100 g of this elastomer are mixed with 7.3 g (160% of theory) of diethylenetriamine and mixed in a homogeneous mixture with 19 g of titanium dioxide AV-01 and 1 g of Nigros G soot. settling takes place. The vulcanization is finished at room temperature in 4 days, but after 24 hours the sealant has 70 to 80% of its strength.

Fully cured sealant has a tensile strength of 2.5 MPa, a hardness of 92 ° Sh A and an elongation of 70%. After the prescribed tests, no one out of ten crushing occurred.

Example 2

By reacting 2 moles of an average molecular weight of 345 with one mole of polymeric fatty acids of 750, a telechelic epoxy prepolymer is prepared.

g of this prepolymer is mixed with 15 g of a triethylene glycol aliphatic epoxy resin. The liquid epoxy elastomer obtained has a mean mole; weight 1,450 and contains 0.165 mol / 100 g epoxy groups. 100 g of elastomer is mixed with 95 g of dimer fatty acid polyaminoamide resin and trimethylhexamethylenediamine having an amine number of 150 mg KOH / g and an average molecular weight of 880. To the homogeneous mixture are added 10 g of aluminum dust or 4.15 g of titanium dioxide AV-01; 1 g Nigros. The well-mixed sealant is applied to the contact surfaces of the optical elements and the housing and the assembly is seated.

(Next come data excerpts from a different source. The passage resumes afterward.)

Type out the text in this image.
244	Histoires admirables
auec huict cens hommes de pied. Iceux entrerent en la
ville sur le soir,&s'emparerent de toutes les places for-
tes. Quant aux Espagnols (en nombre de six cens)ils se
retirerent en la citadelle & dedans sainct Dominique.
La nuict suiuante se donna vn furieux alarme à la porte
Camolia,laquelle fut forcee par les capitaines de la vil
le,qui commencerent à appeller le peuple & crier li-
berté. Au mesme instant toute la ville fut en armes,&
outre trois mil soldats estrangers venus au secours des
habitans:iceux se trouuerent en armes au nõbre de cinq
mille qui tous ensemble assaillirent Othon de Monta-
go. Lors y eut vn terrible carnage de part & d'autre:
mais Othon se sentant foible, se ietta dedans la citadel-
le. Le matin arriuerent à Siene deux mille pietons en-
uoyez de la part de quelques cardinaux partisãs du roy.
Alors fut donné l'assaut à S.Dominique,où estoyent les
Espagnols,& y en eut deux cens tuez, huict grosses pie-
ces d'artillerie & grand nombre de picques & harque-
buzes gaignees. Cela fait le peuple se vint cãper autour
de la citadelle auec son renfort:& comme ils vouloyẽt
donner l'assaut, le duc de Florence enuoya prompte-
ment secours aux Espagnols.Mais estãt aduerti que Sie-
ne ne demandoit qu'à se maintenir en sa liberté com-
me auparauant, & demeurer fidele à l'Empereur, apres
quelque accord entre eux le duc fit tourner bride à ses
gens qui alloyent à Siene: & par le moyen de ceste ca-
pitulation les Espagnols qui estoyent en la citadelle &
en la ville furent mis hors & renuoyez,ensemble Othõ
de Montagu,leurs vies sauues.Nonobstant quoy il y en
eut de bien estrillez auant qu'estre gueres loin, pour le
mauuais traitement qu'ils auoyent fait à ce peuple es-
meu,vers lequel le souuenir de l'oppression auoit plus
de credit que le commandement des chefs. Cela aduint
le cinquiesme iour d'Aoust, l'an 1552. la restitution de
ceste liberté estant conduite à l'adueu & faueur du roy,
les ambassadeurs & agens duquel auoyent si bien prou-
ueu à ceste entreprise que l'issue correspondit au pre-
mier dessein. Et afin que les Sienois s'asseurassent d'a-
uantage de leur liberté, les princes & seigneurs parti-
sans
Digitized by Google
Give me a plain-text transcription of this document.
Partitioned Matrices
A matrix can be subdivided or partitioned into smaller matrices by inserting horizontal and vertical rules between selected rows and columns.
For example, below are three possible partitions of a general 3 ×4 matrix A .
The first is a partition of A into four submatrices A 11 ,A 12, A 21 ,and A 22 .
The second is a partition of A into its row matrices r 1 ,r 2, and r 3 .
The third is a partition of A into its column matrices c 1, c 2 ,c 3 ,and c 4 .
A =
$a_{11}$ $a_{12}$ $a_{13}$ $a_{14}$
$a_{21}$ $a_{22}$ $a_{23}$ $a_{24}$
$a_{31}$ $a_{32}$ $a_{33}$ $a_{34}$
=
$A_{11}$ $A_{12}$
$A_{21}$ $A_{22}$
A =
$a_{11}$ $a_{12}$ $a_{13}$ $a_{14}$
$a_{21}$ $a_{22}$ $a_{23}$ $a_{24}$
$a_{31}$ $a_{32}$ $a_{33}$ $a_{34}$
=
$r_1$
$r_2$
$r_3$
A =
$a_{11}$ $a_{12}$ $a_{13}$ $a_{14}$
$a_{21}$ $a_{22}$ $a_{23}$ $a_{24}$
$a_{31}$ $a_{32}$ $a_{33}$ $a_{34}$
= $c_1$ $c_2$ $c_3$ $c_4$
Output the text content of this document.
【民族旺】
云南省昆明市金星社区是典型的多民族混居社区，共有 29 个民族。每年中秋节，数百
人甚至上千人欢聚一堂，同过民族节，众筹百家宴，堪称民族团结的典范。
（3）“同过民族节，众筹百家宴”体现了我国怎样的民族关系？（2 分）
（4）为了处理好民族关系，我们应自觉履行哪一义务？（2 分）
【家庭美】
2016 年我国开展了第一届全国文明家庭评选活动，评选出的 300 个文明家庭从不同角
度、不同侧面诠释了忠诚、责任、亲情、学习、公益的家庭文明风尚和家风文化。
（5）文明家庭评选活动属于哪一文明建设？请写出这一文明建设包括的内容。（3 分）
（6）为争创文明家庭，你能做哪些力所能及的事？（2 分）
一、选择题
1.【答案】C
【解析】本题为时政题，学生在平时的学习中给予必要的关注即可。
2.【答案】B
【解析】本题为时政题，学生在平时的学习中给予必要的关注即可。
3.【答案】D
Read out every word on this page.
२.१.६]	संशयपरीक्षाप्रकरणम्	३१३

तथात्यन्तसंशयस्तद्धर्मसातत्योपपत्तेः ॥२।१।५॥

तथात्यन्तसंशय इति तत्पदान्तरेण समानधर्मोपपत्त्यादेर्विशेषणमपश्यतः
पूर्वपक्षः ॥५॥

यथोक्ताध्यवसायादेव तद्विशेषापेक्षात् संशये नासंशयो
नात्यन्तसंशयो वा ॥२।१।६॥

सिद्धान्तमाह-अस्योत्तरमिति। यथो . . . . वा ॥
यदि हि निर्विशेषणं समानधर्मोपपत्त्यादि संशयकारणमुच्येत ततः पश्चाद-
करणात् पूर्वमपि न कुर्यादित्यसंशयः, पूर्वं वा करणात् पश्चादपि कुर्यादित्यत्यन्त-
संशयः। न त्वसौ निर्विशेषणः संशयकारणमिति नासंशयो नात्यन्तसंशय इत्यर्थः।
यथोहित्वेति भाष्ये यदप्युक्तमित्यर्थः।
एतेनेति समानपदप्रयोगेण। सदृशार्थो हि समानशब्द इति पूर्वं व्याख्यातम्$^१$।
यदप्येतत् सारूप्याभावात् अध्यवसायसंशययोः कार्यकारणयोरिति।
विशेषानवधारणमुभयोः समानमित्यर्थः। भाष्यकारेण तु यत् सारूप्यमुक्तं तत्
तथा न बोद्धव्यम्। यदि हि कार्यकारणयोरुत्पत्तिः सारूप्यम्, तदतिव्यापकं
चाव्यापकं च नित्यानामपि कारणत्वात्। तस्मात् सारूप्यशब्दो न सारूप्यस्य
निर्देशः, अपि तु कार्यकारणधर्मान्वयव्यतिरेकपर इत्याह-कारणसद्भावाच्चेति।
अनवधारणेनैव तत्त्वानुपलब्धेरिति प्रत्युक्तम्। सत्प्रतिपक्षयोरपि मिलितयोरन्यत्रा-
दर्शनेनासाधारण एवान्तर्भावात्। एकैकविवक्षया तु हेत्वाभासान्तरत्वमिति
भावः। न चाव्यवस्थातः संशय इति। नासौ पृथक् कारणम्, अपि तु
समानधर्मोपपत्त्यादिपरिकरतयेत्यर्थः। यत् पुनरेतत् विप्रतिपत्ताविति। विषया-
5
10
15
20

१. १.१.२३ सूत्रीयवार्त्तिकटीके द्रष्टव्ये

The vulcanization is complete after 8 hours at 50 ° C. The vulcanized sealant has a tensile strength of 1.2 MPa, a ductility of 155% and a hardness of 45% Sh.A. After the prescribed tests, there was no single case out of ten crumbs.

Claims (1)

OBJECT OF THE INVENTION Elastic reactive sealant for resilient placement of optical elements up to 100 wt. parts of an epoxy liquid elastomer of medium 1500 containing 0.130 to 0.330 mol / 100 g of epoxy groups, 1 vulcanizer having an average molecular weight of 60 to 900, an amine containing at least 2 amino groups in the molecule, and 2 to 50 wt.